Premièrement, un suivi inadéquat peut entraîner des erreurs de prise de médicaments. Cela peut inclure la prise de médicaments incorrects, la prise de médicaments à la mauvaise dose ou la prise de médicaments au mauvais moment. Ces erreurs peuvent entraîner des effets secondaires graves, voire mortels.
Deuxièmement, un suivi inadéquat peut entraîner des interactions médicamenteuses. Cela se produit lorsque deux ou plusieurs médicaments interagissent entre eux de manière négative. Les interactions médicamenteuses peuvent entraîner une augmentation des effets secondaires, une diminution de l’efficacité des médicaments ou même un décès.
Troisièmement, un suivi inadéquat peut entraîner une non-adhésion au traitement. Cela se produit lorsque les patients ne prennent pas leurs médicaments comme indiqué. La non-adhésion au traitement peut entraîner une aggravation des conditions médicales et une augmentation du risque d’hospitalisation.
D. Impact sur la qualité de vie:
La polymédication peut avoir un impact négatif sur la qualité de vie des patients. Cet impact peut se manifester à plusieurs niveaux :
Selon une étude réalisée en France en 2018, la polymédication était associée à une diminution de la qualité de vie des patients, notamment sur le plan physique, psychologique et social. L’étude a montré que les patients polymédiqués étaient plus susceptibles de se sentir fatigués, de souffrir de douleurs et de troubles du sommeil. Ils étaient également plus susceptibles de se sentir déprimés et d’avoir des difficultés à se concentrer.
Pour réduire l’impact de la polymédication sur la qualité de vie, il est important de limiter le nombre de médicaments prescrits. Cela passe par une meilleure coordination des soins entre les différents professionnels de santé, et par une meilleure information des patients sur les risques et les bénéfices de la polymédication.
E. Coût économique:
La polymédication peut avoir des conséquences néfastes sur la santé, mais elle peut également avoir un impact économique important qui se manifeste à plusieurs niveaux :
Selon l’Institut de recherche et documentation en économie de la santé (IRDES), le coût économique de la polymédication en France est estimé à 10 milliards d’euros par an. Ce coût est principalement lié au coût des médicaments, mais il comprend également le coût des consultations médicales et des hospitalisations.
Pour réduire le coût économique de la polymédication, il est important de limiter le nombre de médicaments prescrits. Cela passe par une meilleure coordination des soins entre les différents professionnels de santé, et par une meilleure information des patients sur les risques et les bénéfices de la polymédication.
IV. Conclusion:
Une meilleure gestion de la polymédication permettrait de réduire les risques pour la santé des patients, d’améliorer leur qualité de vie et de limiter les coûts de la santé.
Cette gestion est donc essentielle pour réduire ces risques.

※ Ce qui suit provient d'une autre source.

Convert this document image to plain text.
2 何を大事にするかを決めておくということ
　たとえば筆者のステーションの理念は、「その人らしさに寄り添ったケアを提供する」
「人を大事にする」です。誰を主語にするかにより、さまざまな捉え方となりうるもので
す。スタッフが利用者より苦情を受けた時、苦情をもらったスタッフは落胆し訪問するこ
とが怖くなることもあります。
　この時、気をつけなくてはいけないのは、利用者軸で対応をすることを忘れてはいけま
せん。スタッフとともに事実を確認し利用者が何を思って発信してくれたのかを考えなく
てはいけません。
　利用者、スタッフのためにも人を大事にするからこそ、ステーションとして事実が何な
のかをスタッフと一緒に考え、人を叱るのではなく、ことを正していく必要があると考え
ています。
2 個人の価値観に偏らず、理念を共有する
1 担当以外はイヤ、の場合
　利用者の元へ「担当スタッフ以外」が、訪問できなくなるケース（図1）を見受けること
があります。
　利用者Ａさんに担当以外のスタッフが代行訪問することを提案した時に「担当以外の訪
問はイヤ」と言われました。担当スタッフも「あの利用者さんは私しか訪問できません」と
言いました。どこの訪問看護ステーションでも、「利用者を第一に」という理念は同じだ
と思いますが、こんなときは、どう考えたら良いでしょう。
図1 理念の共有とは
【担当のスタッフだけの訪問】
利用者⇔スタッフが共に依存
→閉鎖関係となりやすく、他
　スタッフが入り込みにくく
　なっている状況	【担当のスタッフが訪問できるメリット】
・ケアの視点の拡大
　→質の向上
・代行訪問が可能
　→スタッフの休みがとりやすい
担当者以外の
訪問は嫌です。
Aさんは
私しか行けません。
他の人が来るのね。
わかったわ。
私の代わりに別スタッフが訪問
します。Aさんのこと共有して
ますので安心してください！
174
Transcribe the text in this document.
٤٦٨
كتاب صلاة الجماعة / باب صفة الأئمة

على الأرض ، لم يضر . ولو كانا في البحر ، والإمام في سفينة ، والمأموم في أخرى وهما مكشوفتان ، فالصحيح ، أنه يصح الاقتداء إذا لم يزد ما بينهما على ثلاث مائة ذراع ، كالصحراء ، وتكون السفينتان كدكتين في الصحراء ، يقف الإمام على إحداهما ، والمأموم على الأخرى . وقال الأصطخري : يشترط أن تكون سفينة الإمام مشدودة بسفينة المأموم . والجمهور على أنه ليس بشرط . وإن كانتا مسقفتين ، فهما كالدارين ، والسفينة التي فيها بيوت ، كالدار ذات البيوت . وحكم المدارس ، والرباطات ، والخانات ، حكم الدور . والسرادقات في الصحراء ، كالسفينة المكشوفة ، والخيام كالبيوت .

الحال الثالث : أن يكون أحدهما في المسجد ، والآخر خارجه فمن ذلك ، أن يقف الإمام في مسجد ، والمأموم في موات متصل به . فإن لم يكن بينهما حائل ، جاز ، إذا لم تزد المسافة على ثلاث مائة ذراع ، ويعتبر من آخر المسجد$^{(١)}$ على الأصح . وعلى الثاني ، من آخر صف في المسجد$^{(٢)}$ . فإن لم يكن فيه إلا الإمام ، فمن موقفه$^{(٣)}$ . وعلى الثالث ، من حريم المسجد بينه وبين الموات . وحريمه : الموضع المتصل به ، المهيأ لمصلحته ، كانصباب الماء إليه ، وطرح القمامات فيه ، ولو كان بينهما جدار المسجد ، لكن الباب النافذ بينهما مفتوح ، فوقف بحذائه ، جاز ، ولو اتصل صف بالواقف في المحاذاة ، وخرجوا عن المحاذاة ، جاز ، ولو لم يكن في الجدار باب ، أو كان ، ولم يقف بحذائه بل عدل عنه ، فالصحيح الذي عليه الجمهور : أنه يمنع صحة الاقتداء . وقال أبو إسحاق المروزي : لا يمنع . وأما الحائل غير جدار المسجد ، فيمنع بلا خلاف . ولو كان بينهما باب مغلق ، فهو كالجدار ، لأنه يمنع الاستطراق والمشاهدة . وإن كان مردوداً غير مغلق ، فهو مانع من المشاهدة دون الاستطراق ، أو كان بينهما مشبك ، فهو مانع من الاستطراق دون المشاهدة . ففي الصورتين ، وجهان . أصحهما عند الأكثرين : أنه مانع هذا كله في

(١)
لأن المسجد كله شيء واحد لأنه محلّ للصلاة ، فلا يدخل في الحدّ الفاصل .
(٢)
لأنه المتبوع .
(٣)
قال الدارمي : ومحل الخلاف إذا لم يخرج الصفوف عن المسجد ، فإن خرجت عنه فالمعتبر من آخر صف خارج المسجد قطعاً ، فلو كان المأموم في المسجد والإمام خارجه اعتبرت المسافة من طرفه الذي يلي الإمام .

Cela passe par une meilleure coordination des soins entre les différents professionnels de santé, une meilleure information des patients et une utilisation plus judicieuse des médicaments.
Titulaire d’un Doctorat en Médecine et d’un CEC de médecine d’urgence et de catastrophe avec une expérience de cinq années en tant qu’urgentiste et onze années en tant que médecin généraliste au Service de Médecine Interne et de Gériatrie au sein d’un hôpital universitaire. Dévouée à la prévention, au diagnostic et au traitement des maladies chroniques chez les personnes âgées.